[Katherine Collins]

Hi Glen. My first round of IVIG was also 5 days. On the 3rd day I had the same reaction as you! Aspectic meningitis is what the nurses told me. Here’s why:

They ran the infusion rate way too fast. I’m a long day infusion gal. They have to go slow, which takes about 7 hours a day

I didn’t get a bag of saline hydration before each treatment. I do now! Hydration is one of those important steps for me. I get a saline bag plus I drink LOTS of fluid. I even drink a lot in the days after treatment

I was using Optigam which has a carrier ingredient in it my body doesn’t like. I now use Panzega.

I needed a course of prednisone during treatment, along with the Benadryl, Tylenol, and Zofran.

I always follow this routine now (I’m always a 5 day infusion about every 8/10 weeks)

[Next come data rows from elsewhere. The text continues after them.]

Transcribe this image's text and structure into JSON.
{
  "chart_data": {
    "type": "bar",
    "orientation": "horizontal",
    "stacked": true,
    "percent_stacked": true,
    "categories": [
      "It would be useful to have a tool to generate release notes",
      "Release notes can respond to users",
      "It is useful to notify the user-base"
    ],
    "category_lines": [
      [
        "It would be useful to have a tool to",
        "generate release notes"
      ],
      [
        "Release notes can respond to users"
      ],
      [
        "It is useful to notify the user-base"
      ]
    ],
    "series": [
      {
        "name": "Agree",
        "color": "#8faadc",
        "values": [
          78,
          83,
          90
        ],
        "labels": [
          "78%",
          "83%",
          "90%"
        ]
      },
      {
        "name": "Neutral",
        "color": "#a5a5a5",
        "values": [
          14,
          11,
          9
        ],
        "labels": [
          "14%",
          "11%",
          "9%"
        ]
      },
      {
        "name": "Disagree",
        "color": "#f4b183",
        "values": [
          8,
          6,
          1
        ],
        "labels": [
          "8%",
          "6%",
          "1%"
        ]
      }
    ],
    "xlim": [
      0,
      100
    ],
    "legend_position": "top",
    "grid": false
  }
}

Please start with looking at the rate of infusion! Too fast is too hard on my system anyways! Lower is better!

And REST. For me, a day of infusion = a day of serious recovery (and then some). It’s a hard treatment but is the only thing that works for me ♥️

 

 

 

[Katherine Collins]

I would love to join

I am seronegative

Kat Collins

[Katherine Collins]

I had to retire at 62 from work I truly love because of IVIG therapy. A new job came my way and they wanted to hire me. I was very transparent about my therapy and condition and they hired me and will allow me to Work from my bed in therapy weeks.